Combat is a beautifully efficient system – three coloured face buttons represent three different disciplines (melée, ranged, magic), you then simply use a discipline to earn XP in it. That’s it. With flowing animation (and the odd bit of cinematic slow-mo) sword combat has a dazzling energy. Proper Errol Flynn stuff. With the overblown sound mix, the 18th Century guns hit bandits like buses colliding with elephants. Call in a pal for some local or online co-op and the fun doubles, a nice-tag team element in play: you tenderise them, I’ll pluck off their heads.

Albion itself is a wondrous creation: fantasy minus the Tolkien. Bar the Shire-like Oakridge, there is not a hint of elf, dwarf or orc. God bless Oblivion’s fantasy scope, but it’s nice not to see anyone with a stupid cat face. With the wonky roofs and gnarled oaks, Fable owes more to Tim Burton’s Sleepy Hollow, albeit one drenched in shifting annual colours and that gorgeous, soupy light. The choral-led soundtrack even sounds like Danny Elfman with his dial set to ‘gothic magic’.
We’d go as far to say that Fable II is the antidote to Oblivion. Albion is smaller, but artistically honed. When you pick up a book there’s one funny page as opposed to thirty screens of lifeless prose. Epic quests are happy to end with a punchline. Dialogue is funnier – out-joking the Temple of Shadows entrance exam will take some doing – and the strange nature of villager interaction provides constant laughs. Where in Oblivion would you find yourself trying to bed your wife while some random dude stood by your mattress clapping his hands?

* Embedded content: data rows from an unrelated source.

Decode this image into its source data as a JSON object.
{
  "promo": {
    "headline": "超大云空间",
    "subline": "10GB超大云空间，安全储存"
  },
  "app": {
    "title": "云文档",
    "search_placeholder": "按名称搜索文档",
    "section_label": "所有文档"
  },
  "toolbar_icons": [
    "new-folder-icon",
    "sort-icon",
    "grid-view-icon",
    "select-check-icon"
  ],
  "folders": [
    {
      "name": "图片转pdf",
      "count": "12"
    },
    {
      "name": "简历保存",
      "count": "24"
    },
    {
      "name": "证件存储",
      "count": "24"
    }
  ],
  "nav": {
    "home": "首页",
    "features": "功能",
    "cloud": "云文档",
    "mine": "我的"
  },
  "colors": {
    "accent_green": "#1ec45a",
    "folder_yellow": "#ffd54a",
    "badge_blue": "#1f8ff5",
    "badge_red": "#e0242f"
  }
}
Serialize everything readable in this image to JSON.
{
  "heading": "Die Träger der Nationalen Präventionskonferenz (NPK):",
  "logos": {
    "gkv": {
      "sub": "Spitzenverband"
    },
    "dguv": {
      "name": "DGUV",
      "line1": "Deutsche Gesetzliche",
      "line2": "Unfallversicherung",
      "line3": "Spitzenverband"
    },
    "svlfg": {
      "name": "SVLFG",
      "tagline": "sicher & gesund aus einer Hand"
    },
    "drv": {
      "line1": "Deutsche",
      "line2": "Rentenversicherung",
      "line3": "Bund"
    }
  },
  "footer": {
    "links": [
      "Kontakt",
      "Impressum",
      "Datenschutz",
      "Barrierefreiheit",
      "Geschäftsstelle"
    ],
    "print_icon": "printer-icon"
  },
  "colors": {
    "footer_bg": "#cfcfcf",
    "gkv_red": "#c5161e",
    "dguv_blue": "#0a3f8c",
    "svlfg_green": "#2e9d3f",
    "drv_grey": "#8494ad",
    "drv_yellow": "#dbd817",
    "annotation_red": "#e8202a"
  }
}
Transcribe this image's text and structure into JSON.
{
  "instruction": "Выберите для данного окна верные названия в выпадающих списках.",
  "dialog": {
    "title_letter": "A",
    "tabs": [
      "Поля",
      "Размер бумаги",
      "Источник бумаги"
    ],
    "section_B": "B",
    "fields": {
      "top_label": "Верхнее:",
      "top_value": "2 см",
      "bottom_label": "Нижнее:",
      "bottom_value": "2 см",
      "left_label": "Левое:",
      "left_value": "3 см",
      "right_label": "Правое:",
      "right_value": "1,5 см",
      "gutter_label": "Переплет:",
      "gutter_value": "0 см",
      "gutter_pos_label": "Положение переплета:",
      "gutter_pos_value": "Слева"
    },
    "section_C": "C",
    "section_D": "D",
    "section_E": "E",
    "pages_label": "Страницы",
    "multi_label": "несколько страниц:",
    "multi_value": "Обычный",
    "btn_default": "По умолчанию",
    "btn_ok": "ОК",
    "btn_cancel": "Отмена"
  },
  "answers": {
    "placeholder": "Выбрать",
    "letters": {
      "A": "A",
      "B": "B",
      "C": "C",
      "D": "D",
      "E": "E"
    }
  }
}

Some may attack Fable for its chugsome scene-changing. Others will point out that the dog is little more than a basic sim-pet, good for treasure hunting and little else. We imagine a good few moans about the clunky inventory screens, and yes, we agree. But with Fable II being the laugh-maker that it is, for tackling fantasy in a refreshing manner and for nearly pulling off its dazzling experiment in character creation, we say give it some slack.